While the extent of the controls over investment practices differed among the audited entities, overall, the controls that auditors tested at each entity operated effectively. However, all three entities have opportunities to strengthen certain controls. Specifically:
- Documentation. All three entities should improve the documentation of certain aspects of their initial due diligence for, and ongoing monitoring of, alternative investments and externally managed traditional investments. For example, all three entities should improve their documentation of reference checks of investment firms and their key professionals. The Texas Trust and ERS should improve their documentation of site visits and meetings. The Texas A&M System should improve its documentation of the rationale for investment decisions and its review of fees that alternative investments managers charge. The Texas Trust should improve its documentation of written procedures for ongoing monitoring.

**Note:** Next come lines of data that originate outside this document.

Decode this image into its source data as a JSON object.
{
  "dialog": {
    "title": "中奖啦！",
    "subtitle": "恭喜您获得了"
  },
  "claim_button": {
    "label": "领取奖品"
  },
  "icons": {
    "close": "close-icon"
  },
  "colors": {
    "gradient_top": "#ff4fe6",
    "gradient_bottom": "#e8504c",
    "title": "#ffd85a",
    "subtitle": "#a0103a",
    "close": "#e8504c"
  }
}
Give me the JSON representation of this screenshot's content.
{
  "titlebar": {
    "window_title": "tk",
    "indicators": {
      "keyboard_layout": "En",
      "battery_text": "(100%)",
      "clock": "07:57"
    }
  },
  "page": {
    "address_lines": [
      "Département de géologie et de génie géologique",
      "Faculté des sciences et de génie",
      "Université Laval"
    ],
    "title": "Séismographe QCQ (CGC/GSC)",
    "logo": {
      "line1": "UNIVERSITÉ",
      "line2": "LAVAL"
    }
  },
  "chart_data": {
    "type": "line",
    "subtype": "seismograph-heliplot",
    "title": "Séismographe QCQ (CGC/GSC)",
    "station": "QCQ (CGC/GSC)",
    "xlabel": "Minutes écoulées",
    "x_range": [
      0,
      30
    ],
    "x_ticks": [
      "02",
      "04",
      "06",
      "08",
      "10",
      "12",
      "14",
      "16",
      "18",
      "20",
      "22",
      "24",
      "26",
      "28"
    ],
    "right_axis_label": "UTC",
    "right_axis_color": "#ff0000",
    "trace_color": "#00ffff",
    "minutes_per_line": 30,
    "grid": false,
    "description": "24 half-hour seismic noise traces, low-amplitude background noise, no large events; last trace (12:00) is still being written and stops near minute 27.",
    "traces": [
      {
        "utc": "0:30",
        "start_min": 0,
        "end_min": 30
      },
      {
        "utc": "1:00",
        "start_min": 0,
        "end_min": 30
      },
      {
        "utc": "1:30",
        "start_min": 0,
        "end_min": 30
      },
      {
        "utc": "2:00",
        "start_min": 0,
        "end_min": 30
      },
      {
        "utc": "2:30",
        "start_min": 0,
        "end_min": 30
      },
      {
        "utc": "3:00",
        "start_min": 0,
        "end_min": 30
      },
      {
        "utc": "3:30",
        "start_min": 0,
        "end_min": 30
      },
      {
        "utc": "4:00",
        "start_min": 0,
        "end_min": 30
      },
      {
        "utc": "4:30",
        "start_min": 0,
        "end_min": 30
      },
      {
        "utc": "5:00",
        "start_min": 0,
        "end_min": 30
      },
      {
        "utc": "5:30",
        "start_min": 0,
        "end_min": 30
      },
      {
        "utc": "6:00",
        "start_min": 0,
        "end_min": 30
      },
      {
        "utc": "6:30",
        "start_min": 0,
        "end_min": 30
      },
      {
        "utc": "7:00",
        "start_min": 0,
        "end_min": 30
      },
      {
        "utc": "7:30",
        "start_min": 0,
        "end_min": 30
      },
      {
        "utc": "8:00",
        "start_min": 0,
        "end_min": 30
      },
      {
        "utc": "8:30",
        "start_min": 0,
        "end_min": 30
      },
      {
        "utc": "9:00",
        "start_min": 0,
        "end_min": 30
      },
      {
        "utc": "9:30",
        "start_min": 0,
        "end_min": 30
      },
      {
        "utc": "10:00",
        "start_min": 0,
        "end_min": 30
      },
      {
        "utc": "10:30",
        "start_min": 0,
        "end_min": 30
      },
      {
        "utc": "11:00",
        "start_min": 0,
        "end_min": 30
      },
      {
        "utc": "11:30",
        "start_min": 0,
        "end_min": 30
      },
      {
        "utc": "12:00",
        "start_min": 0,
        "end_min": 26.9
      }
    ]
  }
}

- Investment Policies. The Texas A&M System should enhance certain provisions of its investment policy, implement additional controls to strengthen the independence of its oversight processes, and improve its documentation of noncompliance with investment policies. The Texas Trust should improve its monitoring of compliance with certain key investment policy provisions.

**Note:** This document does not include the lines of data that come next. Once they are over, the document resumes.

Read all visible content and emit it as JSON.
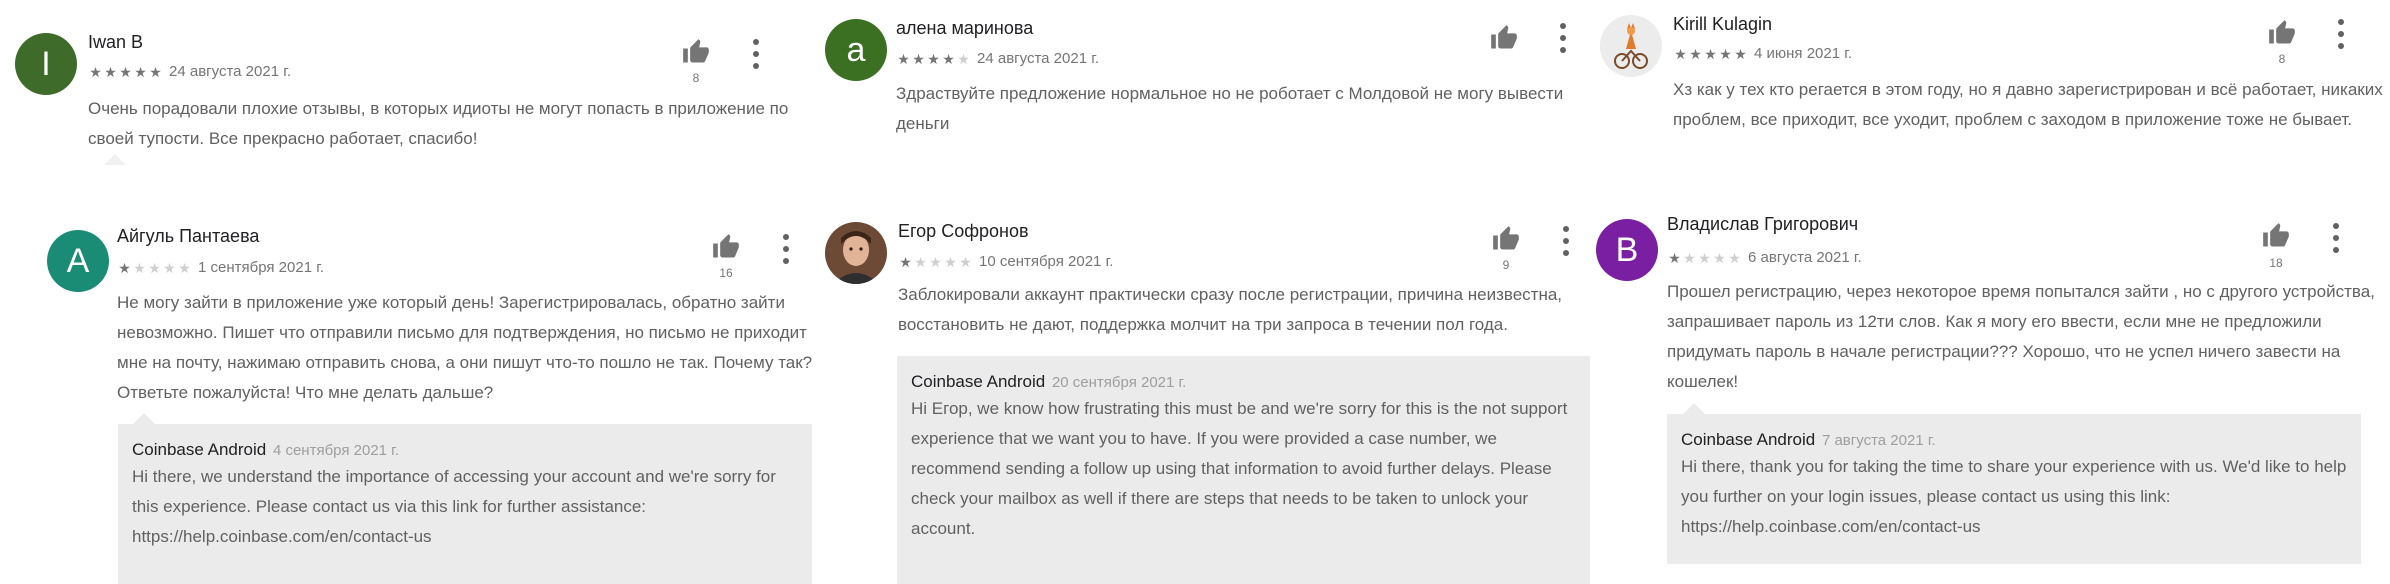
{
  "colors": {
    "star_on": "#757575",
    "star_off": "#cfcfcf",
    "reply_bg": "#ebebeb"
  },
  "reviews": [
    {
      "name": "Iwan B",
      "avatar_letter": "I",
      "avatar_color": "#3e6b2a",
      "rating": 5,
      "date": "24 августа 2021 г.",
      "likes": "8",
      "text": "Очень порадовали плохие отзывы, в которых идиоты не могут попасть в приложение по своей тупости. Все прекрасно работает, спасибо!"
    },
    {
      "name": "алена маринова",
      "avatar_letter": "а",
      "avatar_color": "#3b7022",
      "rating": 4,
      "date": "24 августа 2021 г.",
      "likes": "",
      "text": "Здраствуйте предложение нормальное но не роботает с Молдовой не могу вывести деньги"
    },
    {
      "name": "Kirill Kulagin",
      "avatar_icon": "fox-cyclist-avatar",
      "rating": 5,
      "date": "4 июня 2021 г.",
      "likes": "8",
      "text": "Хз как у тех кто регается в этом году, но я давно зарегистрирован и всё работает, никаких проблем, все приходит, все уходит, проблем с заходом в приложение тоже не бывает."
    },
    {
      "name": "Айгуль Пантаева",
      "avatar_letter": "A",
      "avatar_color": "#1a8c75",
      "rating": 1,
      "date": "1 сентября 2021 г.",
      "likes": "16",
      "text": "Не могу зайти в приложение уже который день! Зарегистрировалась, обратно зайти невозможно. Пишет что отправили письмо для подтверждения, но письмо не приходит мне на почту, нажимаю отправить снова, а они пишут что-то пошло не так. Почему так? Ответьте пожалуйста! Что мне делать дальше?",
      "reply": {
        "author": "Coinbase Android",
        "date": "4 сентября 2021 г.",
        "text": "Hi there, we understand the importance of accessing your account and we're sorry for this experience. Please contact us via this link for further assistance: https://help.coinbase.com/en/contact-us"
      }
    },
    {
      "name": "Егор Софронов",
      "avatar_icon": "person-photo-avatar",
      "rating": 1,
      "date": "10 сентября 2021 г.",
      "likes": "9",
      "text": "Заблокировали аккаунт практически сразу после регистрации, причина неизвестна, восстановить не дают, поддержка молчит на три запроса в течении пол года.",
      "reply": {
        "author": "Coinbase Android",
        "date": "20 сентября 2021 г.",
        "text": "Hi Егор, we know how frustrating this must be and we're sorry for this is the not support experience that we want you to have. If you were provided a case number, we recommend sending a follow up using that information to avoid further delays. Please check your mailbox as well if there are steps that needs to be taken to unlock your account."
      }
    },
    {
      "name": "Владислав Григорович",
      "avatar_letter": "B",
      "avatar_color": "#7b1fa2",
      "rating": 1,
      "date": "6 августа 2021 г.",
      "likes": "18",
      "text": "Прошел регистрацию, через некоторое время попытался зайти , но с другого устройства, запрашивает пароль из 12ти слов. Как я могу его ввести, если мне не предложили придумать пароль в начале регистрации??? Хорошо, что не успел ничего завести на кошелек!",
      "reply": {
        "author": "Coinbase Android",
        "date": "7 августа 2021 г.",
        "text": "Hi there, thank you for taking the time to share your experience with us. We'd like to help you further on your login issues, please contact us using this link: https://help.coinbase.com/en/contact-us"
      }
    }
  ]
}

- Securities Lending Policies. ERS and the Texas A&M System have securities lending programs; the Texas Trust suspended its securities lending program in October 2008, but it still has a contract with a securities lending agent through which it could resume securities lending. ERS's board-approved securities lending policy does not address certain statutory limitations on its securities lending program. In addition, ERS and the Texas A&M System (and the Texas Trust, if it reinstates its securities lending program) should consider incorporating certain best practice provisions directly into their formal securities lending policies. ERS also should improve its communication process for certain violations of its internally adopted securities lending policy.
The contracts that ERS, the Texas A&M System, and the Texas Trust have with their securities lending agents addressed all or most best practice provisions (and, for ERS, all statutory limitations); however, opportunities exist for the Texas A&M System to strengthen certain contractual language.
Auditors communicated other less significant issues separately in writing to management of the audited entities.